Sydney authorities have issued a public warning after a group of women jumped into the harbour in an area where swimming is “not permitted”.
A video showing three women launching themselves into the water at Darling Harbour on a hot day last week sparked concern for a variety of health and safety reasons.
The clip, which has since been deleted, stated those involved had been out drinking at their work Christmas party when the group “suddenly” thought a “quick dip” with their colleagues in the harbour “seemed like a good idea”.
Many viewers were horrified by the antics, stating the water isn’t safe and pointing out the threat of bull sharks.
The NSW Department of Planning and Environment have since issued an urgent warning to tourists and locals, stating swimming at the iconic Sydney spot is “not permitted” for a multitude of reasons.
“Swimming is not permitted at Darling Harbour or Cockle Bay as there is a large amount of boat traffic,” the Placemaking NSW spokesperson told news.com.au.

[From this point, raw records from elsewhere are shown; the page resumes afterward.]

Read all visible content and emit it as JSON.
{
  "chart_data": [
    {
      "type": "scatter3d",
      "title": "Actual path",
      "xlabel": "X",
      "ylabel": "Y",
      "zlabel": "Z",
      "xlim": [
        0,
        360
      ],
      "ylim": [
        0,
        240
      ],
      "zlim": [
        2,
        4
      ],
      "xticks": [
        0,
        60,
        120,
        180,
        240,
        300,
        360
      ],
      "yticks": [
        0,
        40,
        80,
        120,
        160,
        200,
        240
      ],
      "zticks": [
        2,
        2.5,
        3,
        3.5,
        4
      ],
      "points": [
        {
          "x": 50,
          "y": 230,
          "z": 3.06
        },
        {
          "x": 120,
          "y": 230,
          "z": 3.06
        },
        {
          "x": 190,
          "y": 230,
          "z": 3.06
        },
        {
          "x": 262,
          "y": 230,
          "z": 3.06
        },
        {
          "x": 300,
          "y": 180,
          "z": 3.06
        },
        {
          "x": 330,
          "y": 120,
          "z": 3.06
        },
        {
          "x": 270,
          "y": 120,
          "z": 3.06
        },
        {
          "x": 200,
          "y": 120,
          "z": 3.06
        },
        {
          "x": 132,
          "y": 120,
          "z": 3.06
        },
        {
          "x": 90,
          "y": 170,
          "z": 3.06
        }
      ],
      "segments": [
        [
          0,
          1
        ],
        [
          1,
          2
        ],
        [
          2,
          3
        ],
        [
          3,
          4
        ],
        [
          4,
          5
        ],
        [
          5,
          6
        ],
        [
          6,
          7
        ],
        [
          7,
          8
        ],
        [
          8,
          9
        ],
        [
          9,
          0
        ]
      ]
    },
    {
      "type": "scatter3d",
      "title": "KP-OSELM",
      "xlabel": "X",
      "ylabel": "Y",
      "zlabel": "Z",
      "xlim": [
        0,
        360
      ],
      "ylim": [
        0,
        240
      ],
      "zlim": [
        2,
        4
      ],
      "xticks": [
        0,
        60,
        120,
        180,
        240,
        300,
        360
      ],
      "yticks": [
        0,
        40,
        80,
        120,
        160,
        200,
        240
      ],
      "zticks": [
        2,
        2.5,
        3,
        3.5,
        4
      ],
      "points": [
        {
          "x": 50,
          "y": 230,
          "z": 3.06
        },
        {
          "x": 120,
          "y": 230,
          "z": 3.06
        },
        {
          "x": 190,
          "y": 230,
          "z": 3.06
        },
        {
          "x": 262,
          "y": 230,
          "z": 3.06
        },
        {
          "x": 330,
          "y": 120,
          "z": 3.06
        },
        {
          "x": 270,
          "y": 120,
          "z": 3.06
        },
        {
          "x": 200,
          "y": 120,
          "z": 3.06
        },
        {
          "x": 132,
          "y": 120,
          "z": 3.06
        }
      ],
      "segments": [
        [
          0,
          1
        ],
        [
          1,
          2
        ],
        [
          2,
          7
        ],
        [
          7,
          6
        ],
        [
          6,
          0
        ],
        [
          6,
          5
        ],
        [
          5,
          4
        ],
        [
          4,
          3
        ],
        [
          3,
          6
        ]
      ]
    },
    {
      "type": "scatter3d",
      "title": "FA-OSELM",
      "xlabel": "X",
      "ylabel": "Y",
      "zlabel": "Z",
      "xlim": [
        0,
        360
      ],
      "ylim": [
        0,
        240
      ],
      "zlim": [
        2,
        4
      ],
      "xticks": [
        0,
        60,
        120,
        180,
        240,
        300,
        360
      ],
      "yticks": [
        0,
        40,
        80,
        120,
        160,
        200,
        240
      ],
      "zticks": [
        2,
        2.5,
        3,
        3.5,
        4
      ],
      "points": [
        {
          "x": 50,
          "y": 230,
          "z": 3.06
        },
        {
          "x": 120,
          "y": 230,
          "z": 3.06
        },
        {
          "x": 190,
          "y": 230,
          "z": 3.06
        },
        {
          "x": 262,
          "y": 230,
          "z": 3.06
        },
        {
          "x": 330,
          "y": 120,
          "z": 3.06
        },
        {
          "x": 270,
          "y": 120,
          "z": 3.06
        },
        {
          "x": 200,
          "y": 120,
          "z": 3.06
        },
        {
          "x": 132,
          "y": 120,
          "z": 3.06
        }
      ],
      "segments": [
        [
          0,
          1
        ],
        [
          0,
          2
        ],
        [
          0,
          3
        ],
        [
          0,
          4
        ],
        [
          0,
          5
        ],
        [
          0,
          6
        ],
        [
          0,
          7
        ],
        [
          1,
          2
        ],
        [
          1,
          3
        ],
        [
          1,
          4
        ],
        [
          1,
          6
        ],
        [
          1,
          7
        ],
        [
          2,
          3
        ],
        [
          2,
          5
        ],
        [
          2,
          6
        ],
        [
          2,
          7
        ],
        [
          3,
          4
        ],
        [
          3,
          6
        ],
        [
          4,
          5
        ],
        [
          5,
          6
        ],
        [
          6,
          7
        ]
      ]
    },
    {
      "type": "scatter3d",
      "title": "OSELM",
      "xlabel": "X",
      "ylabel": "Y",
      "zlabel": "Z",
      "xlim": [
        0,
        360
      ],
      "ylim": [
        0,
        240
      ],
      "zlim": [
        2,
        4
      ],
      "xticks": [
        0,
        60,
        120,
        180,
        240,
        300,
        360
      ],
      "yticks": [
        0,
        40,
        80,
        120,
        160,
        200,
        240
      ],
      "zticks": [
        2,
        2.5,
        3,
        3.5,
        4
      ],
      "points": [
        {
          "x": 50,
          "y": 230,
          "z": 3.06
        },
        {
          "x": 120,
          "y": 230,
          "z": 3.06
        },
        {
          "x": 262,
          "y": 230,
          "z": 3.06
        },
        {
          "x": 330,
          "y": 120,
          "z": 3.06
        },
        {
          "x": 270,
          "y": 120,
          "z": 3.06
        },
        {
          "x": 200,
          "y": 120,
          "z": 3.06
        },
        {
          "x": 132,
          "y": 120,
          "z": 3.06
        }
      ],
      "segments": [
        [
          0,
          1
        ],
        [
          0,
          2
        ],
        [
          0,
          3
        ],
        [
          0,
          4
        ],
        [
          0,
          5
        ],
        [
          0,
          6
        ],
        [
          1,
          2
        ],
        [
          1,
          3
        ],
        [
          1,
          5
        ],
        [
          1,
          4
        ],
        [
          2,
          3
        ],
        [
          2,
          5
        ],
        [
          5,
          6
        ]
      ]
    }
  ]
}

“There are also no distinct swimming areas with shark nets.”
The video, posted to TikTok, had amassed over 300,000 views before it was taken down following an avalanche of concern from Australians.
“Nup, not a chance, the harbour is full of sharks and jellyfish,” one commented.
“It’s not safe to swim in Sydney Habour,” another lamented.
As one pointed out: “It’s bull shark central.”
Others said they were “scared” just watching the video, especially since the women were all fully clothed when they jumped in, labelling the act “crazy”.
“That moment the work Christmas party drinks and suddenly jumping into the harbour for a quick dip with your co-workers seems like a good idea,” the video was captioned.
The three colleagues then proceed to hold hands as they prepare to launch themselves into the water.
One is wearing a floral wrap skirt, while another is wearing a red skirt and black top. The third is wearing a long denim skirt and a white waistcoat.
“Quick little dance and scream to do this jump,” text on the video reads, as the women leap from the dock.
A second video, which has also been removed, showed the women hauling themselves up a ladder with heavy, wet clothes, but with smiles all around.
While authorities have warned against swimming in Cockle Bay, not all of Sydney Harbour is off limits, making advice around where to go for a dip confusing.
Sydney Harbour is one massive stretch of water which measures at around 500 gigalitres in total. It drains coastal rivers and streams, plus storm water from millions of Sydneysiders. This means it gets contaminated by all the waste, dirt, debris, and even sewerage overflow that comes with such a big city.
Placemaking NSW said Sydneysiders and visitors who want to swim should head to approved swimming spots, such as Marrinawi Cove “which is safe and netted”.
“Water quality has been tested at Marrinawi Cove and it is safe for swimming, Darling Harbour has not been tested,” the spokesperson told news.com.au.
“Marrinawi Cove is located at the northern end of Barangaroo Reserve where there is safety netting to enclose the swimming area, signage and shower facilities.
“Swimmers must take care at all times, follow safety signage and use suitable footwear.”